As architects, designers and construction companies strive for ever more energy efficient buildings, government targets tighten in tandem.

It’s not surprising when you consider that buildings guzzle around 40 per cent of global energy, according to the EU Energy Centre. They also emit around one third of all greenhouse gases. The good news is that by using certain technologies it is possible to get them to reduce their energy consumption by as much as 80 per cent.

And that’s why the calls for zero-carbon buildings are getting louder every day. Another way to reach that zenith is to improve the efficiency of the building envelope. By ‘envelope’ we mean the flooring, roof, walls, windows, doors etc –everything that makes up the physical structure which, in turn, protects the inside of the building from the external environment. In this sense it works as a barrier, but one which can improve the thermal efficiency of a building.

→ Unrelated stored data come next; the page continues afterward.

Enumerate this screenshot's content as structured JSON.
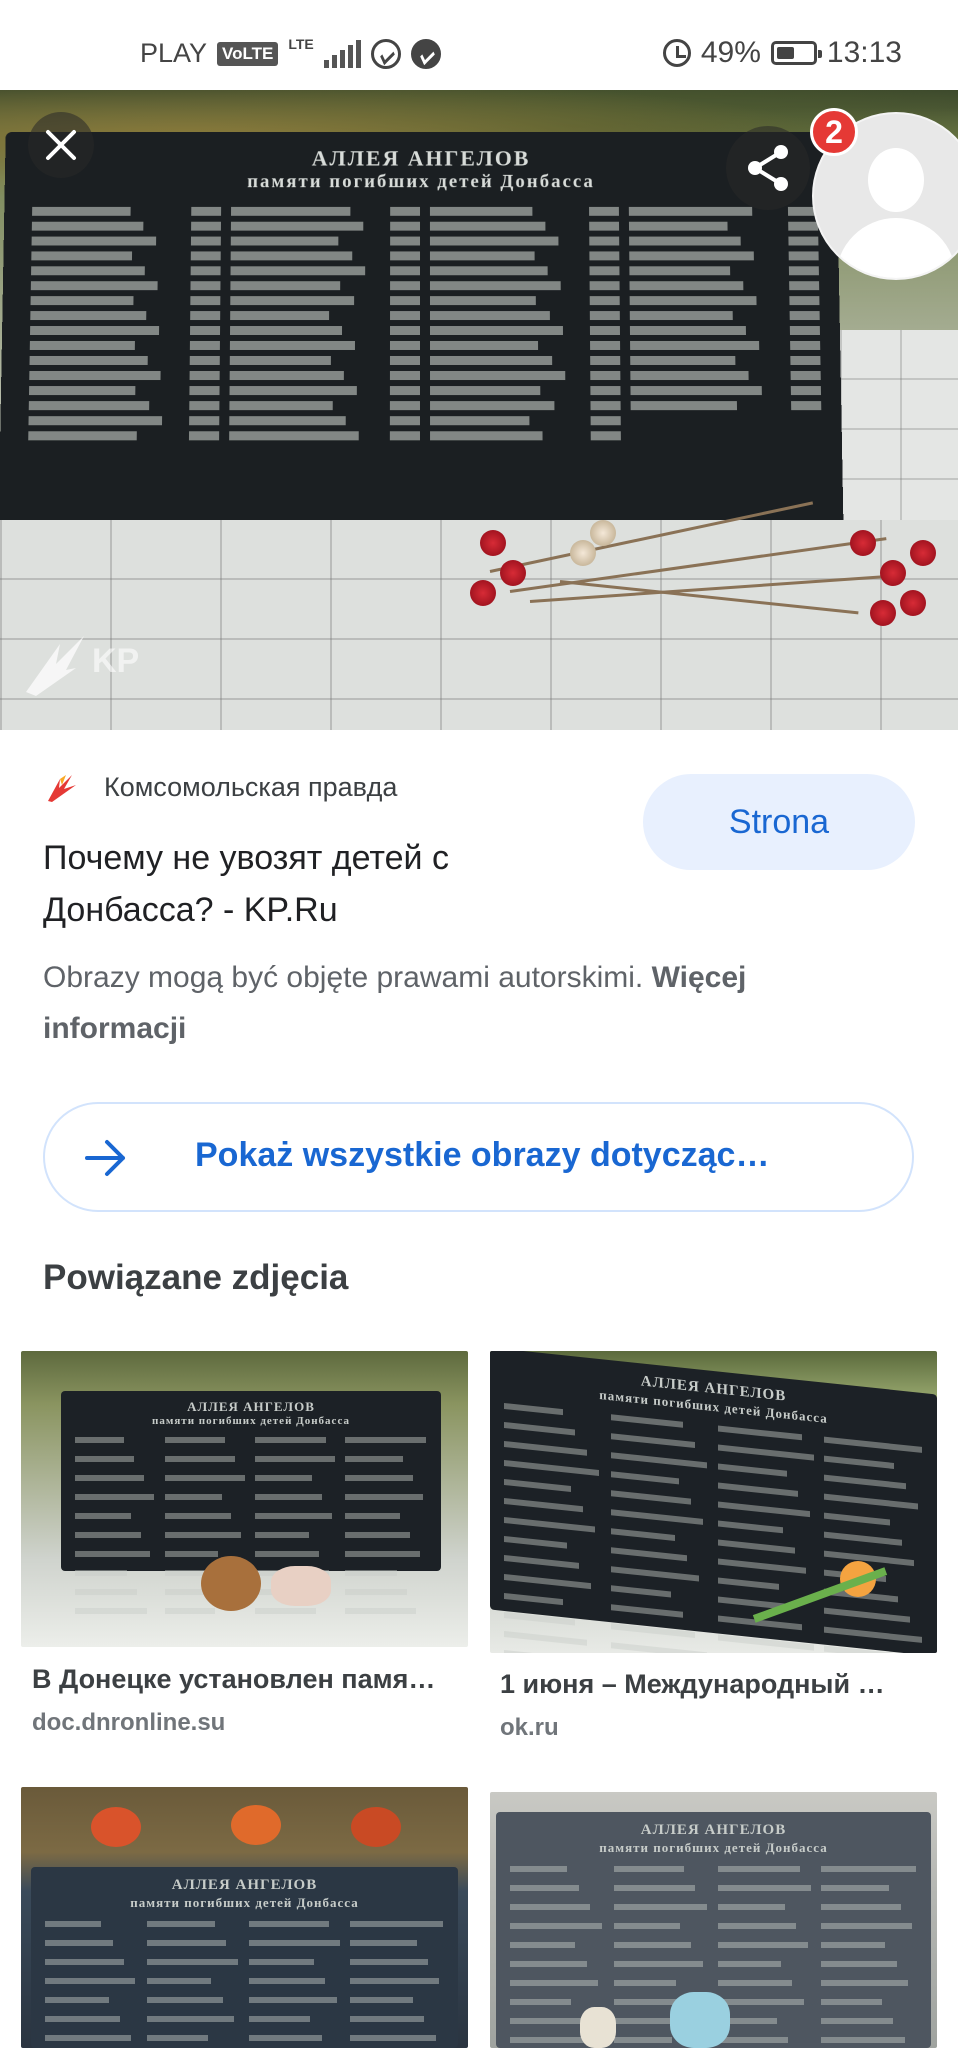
{
  "status_bar": {
    "carrier": "PLAY",
    "volte": "VoLTE",
    "network": "LTE",
    "battery": "49%",
    "battery_level": 0.49,
    "time": "13:13",
    "icons": [
      "messenger-icon",
      "messenger-icon",
      "alarm-icon",
      "battery-icon",
      "signal-icon"
    ]
  },
  "viewer": {
    "close_icon": "close-icon",
    "share_icon": "share-icon",
    "notification_count": "2",
    "image_plaque_title_1": "АЛЛЕЯ АНГЕЛОВ",
    "image_plaque_title_2": "памяти погибших детей Донбасса"
  },
  "result": {
    "source_name": "Комсомольская правда",
    "title": "Почему не увозят детей с Донбасса? - KP.Ru",
    "visit_label": "Strona",
    "copyright_text": "Obrazy mogą być objęte prawami autorskimi.",
    "copyright_link": "Więcej informacji",
    "all_images_label": "Pokaż wszystkie obrazy dotycząc…"
  },
  "related": {
    "heading": "Powiązane zdjęcia",
    "items": [
      {
        "title": "В Донецке установлен памя…",
        "source": "doc.dnronline.su"
      },
      {
        "title": "1 июня – Международный …",
        "source": "ok.ru"
      },
      {
        "title": "",
        "source": ""
      },
      {
        "title": "",
        "source": ""
      }
    ]
  },
  "colors": {
    "accent": "#1967d2",
    "accent_bg": "#e8f0fe",
    "badge": "#e53935"
  }
}
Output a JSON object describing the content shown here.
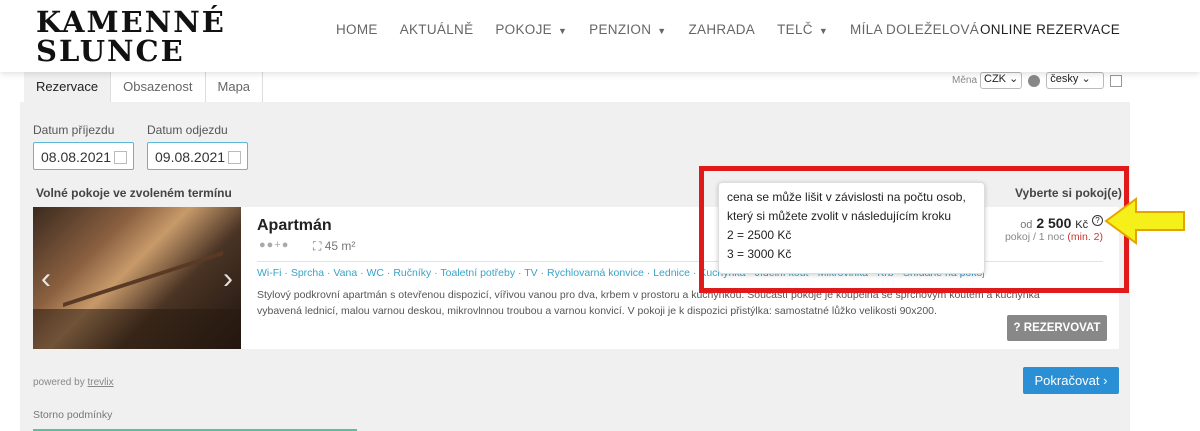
{
  "header": {
    "logo_line1": "KAMENNÉ",
    "logo_line2": "SLUNCE",
    "nav": [
      "HOME",
      "AKTUÁLNĚ",
      "POKOJE",
      "PENZION",
      "ZAHRADA",
      "TELČ",
      "MÍLA DOLEŽELOVÁ"
    ],
    "online": "ONLINE REZERVACE"
  },
  "tabs": [
    "Rezervace",
    "Obsazenost",
    "Mapa"
  ],
  "currency": {
    "label": "Měna",
    "value": "CZK",
    "lang": "česky"
  },
  "dates": {
    "arrival_label": "Datum příjezdu",
    "arrival_value": "08.08.2021",
    "departure_label": "Datum odjezdu",
    "departure_value": "09.08.2021"
  },
  "rooms_title": "Volné pokoje ve zvoleném termínu",
  "select_room": "Vyberte si pokoj(e)",
  "room": {
    "name": "Apartmán",
    "area": "45 m²",
    "amenities": "Wi-Fi · Sprcha · Vana · WC · Ručníky · Toaletní potřeby · TV · Rychlovarná konvice · Lednice · Kuchyňka · Jídelní kout · Mikrovlnka · Krb · Snídaně na pokoj",
    "description": "Stylový podkrovní apartmán s otevřenou dispozicí, vířivou vanou pro dva, krbem v prostoru a kuchyňkou. Součástí pokoje je koupelna se sprchovým koutem a kuchyňka vybavená lednicí, malou varnou deskou, mikrovlnnou troubou a varnou konvicí. V pokoji je k dispozici přistýlka: samostatné lůžko velikosti 90x200.",
    "price_prefix": "od",
    "price": "2 500",
    "price_currency": "Kč",
    "price_sub": "pokoj / 1 noc",
    "price_min": "(min. 2)",
    "reserve_label": "REZERVOVAT"
  },
  "tooltip": {
    "line1": "cena se může lišit v závislosti na počtu osob,",
    "line2": "který si můžete zvolit v následujícím kroku",
    "line3": "2 = 2500 Kč",
    "line4": "3 = 3000 Kč"
  },
  "footer": {
    "powered_prefix": "powered by",
    "powered_link": "trevlix",
    "continue": "Pokračovat",
    "storno": "Storno podmínky"
  }
}
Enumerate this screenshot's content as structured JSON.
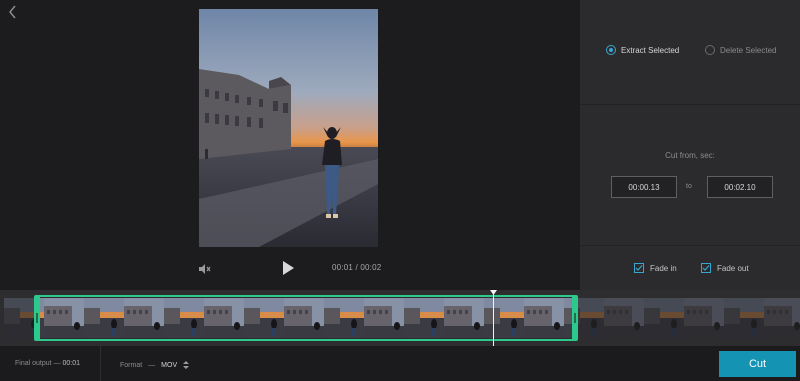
{
  "player": {
    "timecode_current": "00:01",
    "timecode_separator": "/",
    "timecode_total": "00:02"
  },
  "panel": {
    "mode_options": [
      {
        "label": "Extract Selected",
        "selected": true
      },
      {
        "label": "Delete Selected",
        "selected": false
      }
    ],
    "cut_from_label": "Cut from, sec:",
    "start_time": "00:00.13",
    "to_label": "to",
    "end_time": "00:02.10",
    "fade_in_label": "Fade in",
    "fade_in_checked": true,
    "fade_out_label": "Fade out",
    "fade_out_checked": true
  },
  "timeline": {
    "selection_start_fraction": 0.04,
    "selection_end_fraction": 0.72,
    "playhead_fraction": 0.615
  },
  "bottombar": {
    "final_output_label": "Final output",
    "final_output_dash": "—",
    "final_output_value": "00:01",
    "format_label": "Format",
    "format_dash": "—",
    "format_value": "MOV",
    "cut_button_label": "Cut"
  },
  "colors": {
    "accent": "#1593b3",
    "selection": "#2dc88b",
    "radio_accent": "#37a7d0"
  },
  "icons": [
    "back-chevron-icon",
    "mute-icon",
    "play-icon",
    "sort-arrows-icon",
    "check-icon"
  ]
}
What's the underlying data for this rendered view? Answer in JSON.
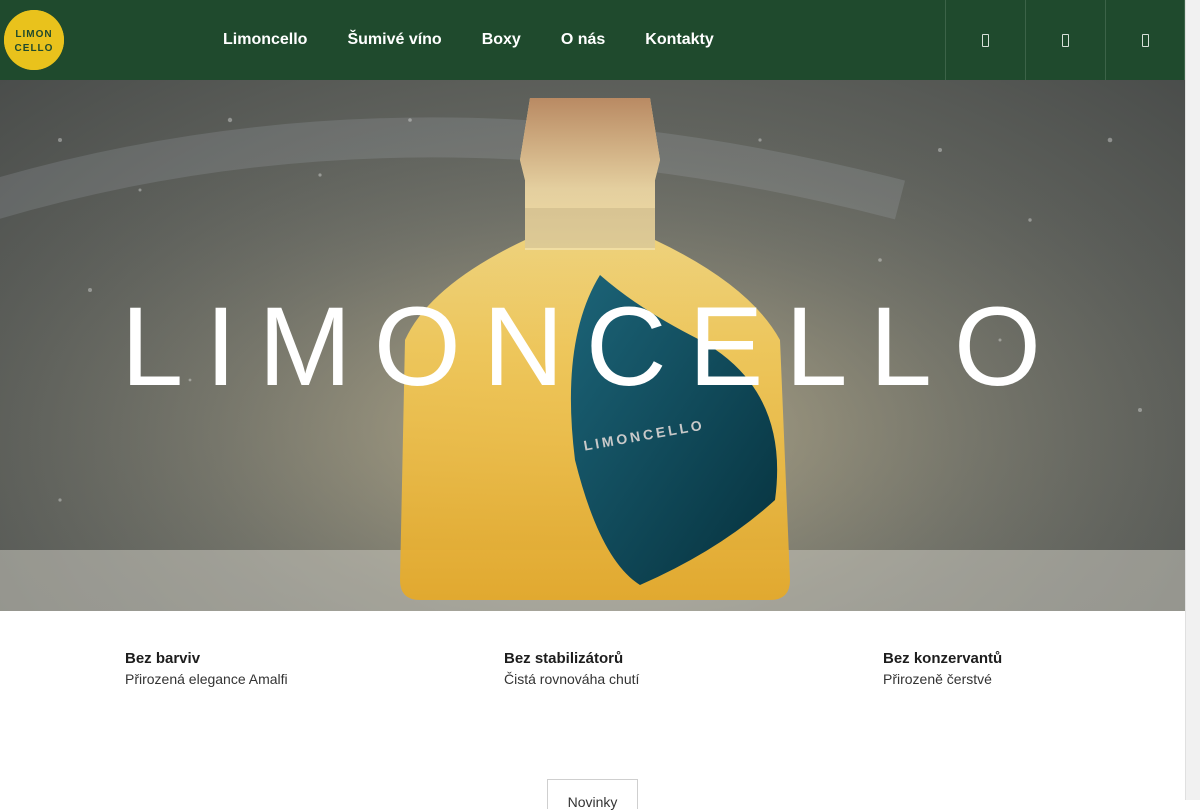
{
  "brand": {
    "logo_lines": [
      "LIMON",
      "CELLO"
    ],
    "colors": {
      "header": "#1f4a2d",
      "logo": "#e9c21c",
      "accent": "#0c4a5a"
    }
  },
  "nav": {
    "items": [
      "Limoncello",
      "Šumivé víno",
      "Boxy",
      "O nás",
      "Kontakty"
    ]
  },
  "header_icons": [
    "search-icon",
    "user-icon",
    "cart-icon"
  ],
  "hero": {
    "wordmark": "LIMONCELLO",
    "tag_text": "LIMONCELLO"
  },
  "features": [
    {
      "title": "Bez barviv",
      "subtitle": "Přirozená elegance Amalfi"
    },
    {
      "title": "Bez stabilizátorů",
      "subtitle": "Čistá rovnováha chutí"
    },
    {
      "title": "Bez konzervantů",
      "subtitle": "Přirozeně čerstvé"
    }
  ],
  "news_button": {
    "label": "Novinky"
  }
}
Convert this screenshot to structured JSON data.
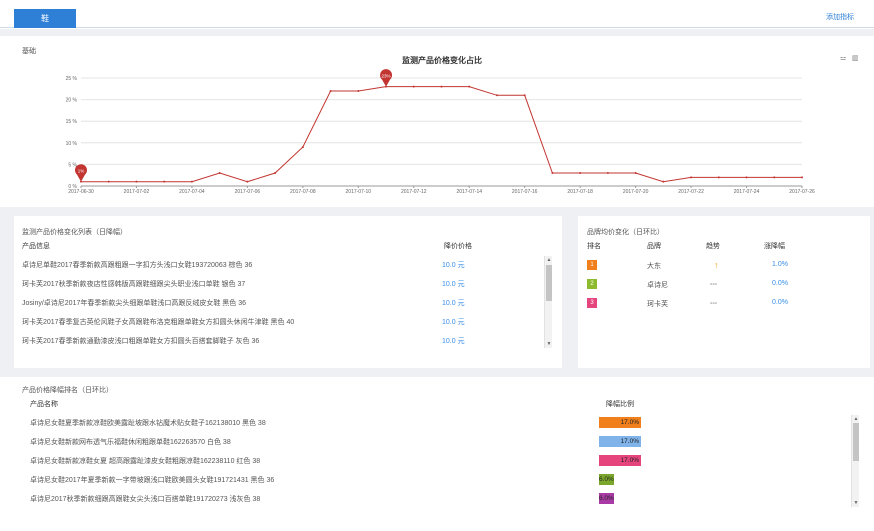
{
  "tab": {
    "label": "鞋"
  },
  "add_link": "添加指标",
  "chart_panel": {
    "label": "基础"
  },
  "chart_data": {
    "type": "line",
    "title": "监测产品价格变化占比",
    "x": [
      "2017-06-30",
      "2017-07-01",
      "2017-07-02",
      "2017-07-03",
      "2017-07-04",
      "2017-07-05",
      "2017-07-06",
      "2017-07-07",
      "2017-07-08",
      "2017-07-09",
      "2017-07-10",
      "2017-07-11",
      "2017-07-12",
      "2017-07-13",
      "2017-07-14",
      "2017-07-15",
      "2017-07-16",
      "2017-07-17",
      "2017-07-18",
      "2017-07-19",
      "2017-07-20",
      "2017-07-21",
      "2017-07-22",
      "2017-07-23",
      "2017-07-24",
      "2017-07-25",
      "2017-07-26"
    ],
    "xticks": [
      "2017-06-30",
      "2017-07-02",
      "2017-07-04",
      "2017-07-06",
      "2017-07-08",
      "2017-07-10",
      "2017-07-12",
      "2017-07-14",
      "2017-07-16",
      "2017-07-18",
      "2017-07-20",
      "2017-07-22",
      "2017-07-24",
      "2017-07-26"
    ],
    "values": [
      1,
      1,
      1,
      1,
      1,
      3,
      1,
      3,
      9,
      22,
      22,
      23,
      23,
      23,
      23,
      21,
      21,
      3,
      3,
      3,
      3,
      1,
      2,
      2,
      2,
      2,
      2
    ],
    "yticks": [
      "0 %",
      "5 %",
      "10 %",
      "15 %",
      "20 %",
      "25 %"
    ],
    "ylim": [
      0,
      25
    ],
    "markers": [
      {
        "index": 0,
        "label": "1%"
      },
      {
        "index": 11,
        "label": "23%"
      }
    ],
    "grid": true,
    "line_color": "#c23531"
  },
  "price_list": {
    "title": "监测产品价格变化列表（日降幅）",
    "col_product": "产品信息",
    "col_price": "降价价格",
    "rows": [
      {
        "name": "卓诗尼单鞋2017春季新款高跟粗跟一字扣方头浅口女鞋193720063 棕色 36",
        "price": "10.0 元"
      },
      {
        "name": "珂卡芙2017秋季新款夜店性感韩版高跟鞋细跟尖头职业浅口单鞋 银色 37",
        "price": "10.0 元"
      },
      {
        "name": "Josiny/卓诗尼2017年春季新款尖头细跟单鞋浅口高跟反绒皮女鞋 黑色 36",
        "price": "10.0 元"
      },
      {
        "name": "珂卡芙2017春季复古英伦风鞋子女高跟鞋布洛克粗跟单鞋女方扣圆头休闲牛津鞋 黑色 40",
        "price": "10.0 元"
      },
      {
        "name": "珂卡芙2017春季新款通勤漆皮浅口粗跟单鞋女方扣圆头百搭套脚鞋子 灰色 36",
        "price": "10.0 元"
      }
    ]
  },
  "brand_panel": {
    "title": "品牌均价变化（日环比）",
    "col_rank": "排名",
    "col_brand": "品牌",
    "col_trend": "趋势",
    "col_change": "涨降幅",
    "rows": [
      {
        "rank": "1",
        "brand": "大东",
        "trend": "↑",
        "change": "1.0%",
        "color": "#f07f1c"
      },
      {
        "rank": "2",
        "brand": "卓诗尼",
        "trend": "---",
        "change": "0.0%",
        "color": "#8dbb2c"
      },
      {
        "rank": "3",
        "brand": "珂卡芙",
        "trend": "---",
        "change": "0.0%",
        "color": "#e5457c"
      }
    ]
  },
  "drop_panel": {
    "title": "产品价格降幅排名（日环比）",
    "col_name": "产品名称",
    "col_ratio": "降幅比例",
    "rows": [
      {
        "name": "卓诗尼女鞋夏季新款凉鞋欧美露趾坡跟水钻魔术贴女鞋子162138010 黑色 38",
        "ratio": "17.0%",
        "value": 17,
        "color": "#f07f1c"
      },
      {
        "name": "卓诗尼女鞋新款网布透气乐福鞋休闲粗跟单鞋162263570 白色 38",
        "ratio": "17.0%",
        "value": 17,
        "color": "#7fb3ea"
      },
      {
        "name": "卓诗尼女鞋新款凉鞋女夏 超高跟露趾漆皮女鞋粗跟凉鞋162238110 红色 38",
        "ratio": "17.0%",
        "value": 17,
        "color": "#e5457c"
      },
      {
        "name": "卓诗尼女鞋2017年夏季新款一字带坡跟浅口鞋欧美圆头女鞋191721431 黑色 36",
        "ratio": "6.0%",
        "value": 6,
        "color": "#7aa72b"
      },
      {
        "name": "卓诗尼2017秋季新款细跟高跟鞋女尖头浅口百搭单鞋191720273 浅灰色 38",
        "ratio": "6.0%",
        "value": 6,
        "color": "#a93aa5"
      }
    ]
  }
}
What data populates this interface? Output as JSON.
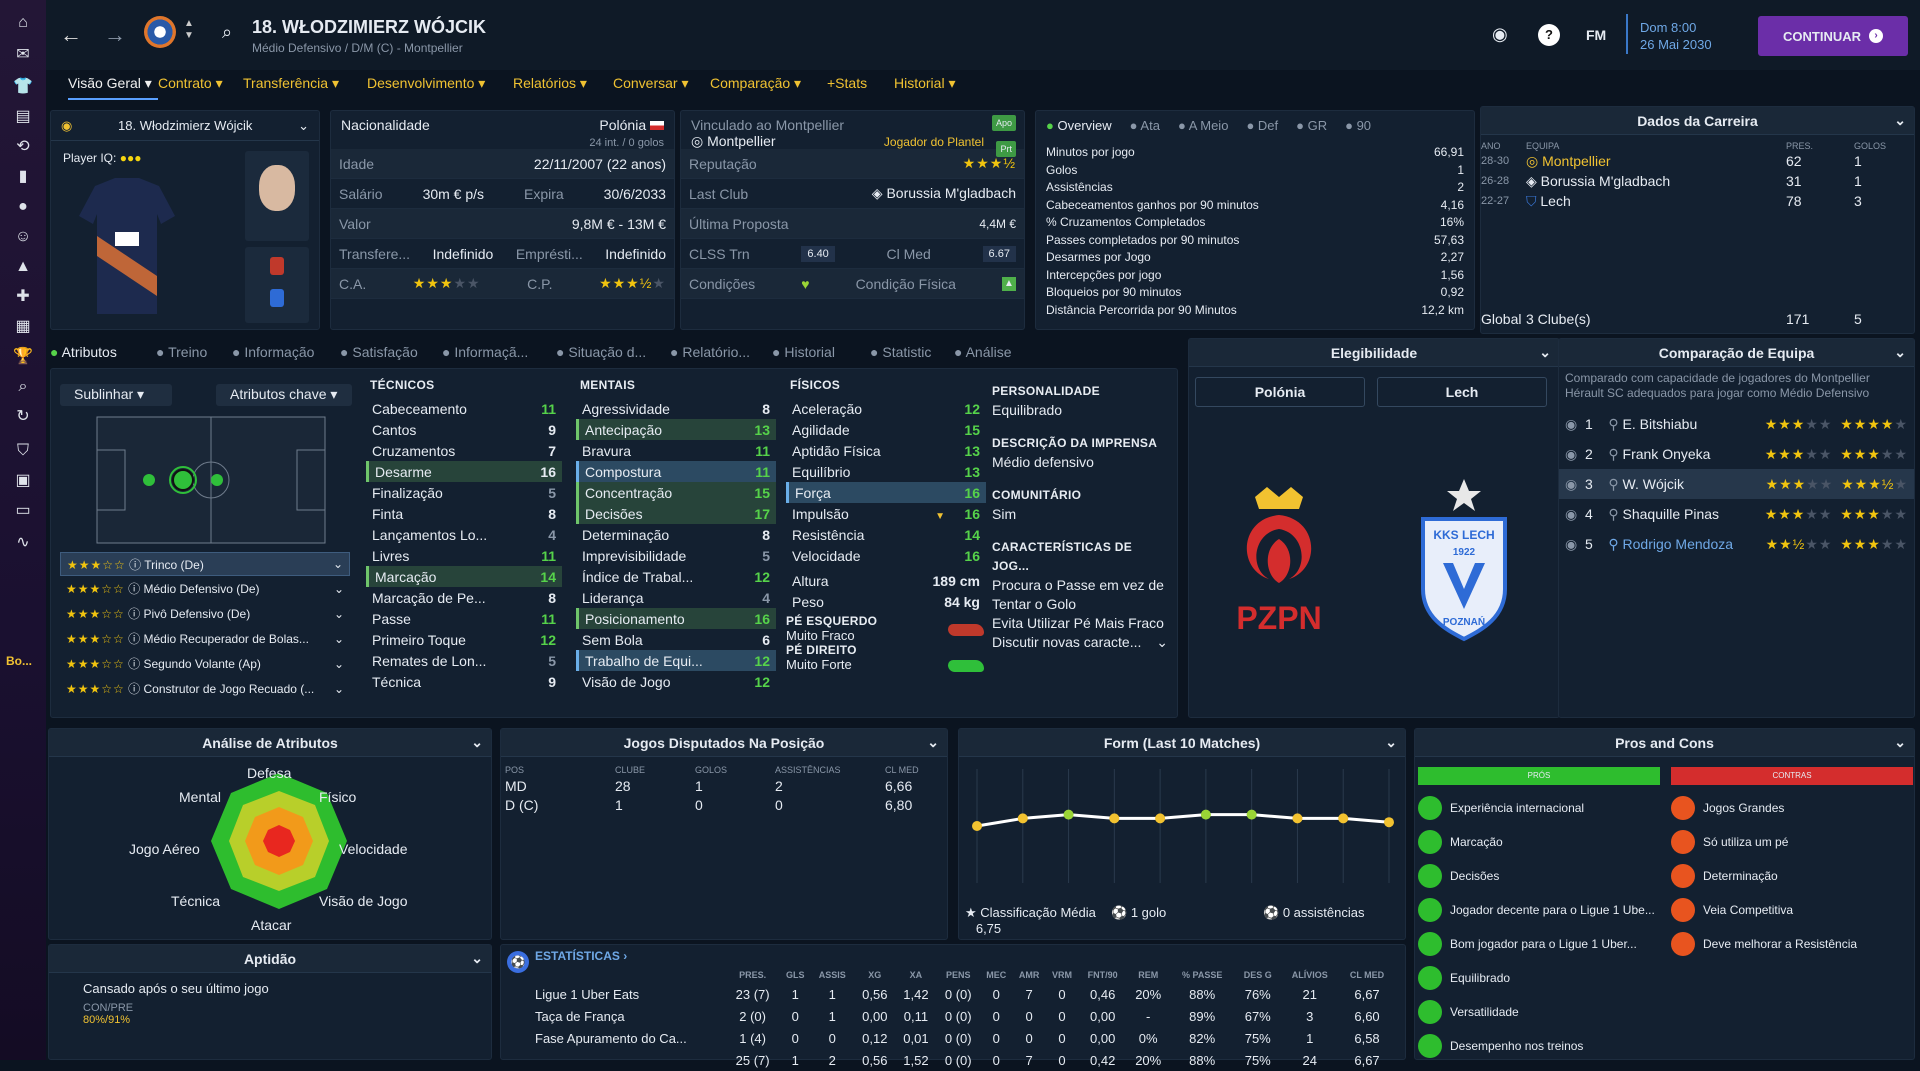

The building envelope affects how much light enters the building, as well as air and heating. Three major components to consider in designing a building envelope are:

  • Ventilation. Moisture control is very important in a building. Poor ventilation can lead to condensation, dampness and sick building syndrome. But too much air leakage via poor window installation, for instance, isn’t energy efficient. Trickle vents in windows are a good way of ventilating a room without allowing too much heat to escape. And talking of windows and doors…
  • Fenestration. Where windows and doors are fitted – as well as how, can also affect energy efficiency. Windows should be large and south facing if possible in order to maximise solar energy for heat and lighting.
  • Insulation. Thermal insulation prevents heat from escaping from a building and in doing so, results in far less energy being used and ultimately in smaller utility bills. The chosen materials are also very important when it comes to temperature control. It’s reckoned that at least 25 per cent of a buildings heat goes through the roof. Poor roof fasteners and protruding joists can often prove to be the problems here.

Façade protection and maintenance

It’s possible to protect the façade of a building by many means, such as water release or chemical cleaning, painting, providing sealant etc. Another solution is rainscreen cladding which, as well as protecting the façade from the elements, can also offer a handy layer of thermal insulation. This must however, be applied by an expert team – otherwise it could have the opposite effect to that of which it’s intended. It could also result in the whole cladding having to be redone and which could prove extremely costly second time round – never mind the sky-high utility bill for faulty insulation.

Collaboration called for

Here at Façade Experts, we can’t help feeling that the best way to maximise energy efficiency in buildings is by getting the designers, manufacturers and construction teams to collaborate. By that we mean not just on particular projects but rather energy efficiency technologies and materials in general for the greater good.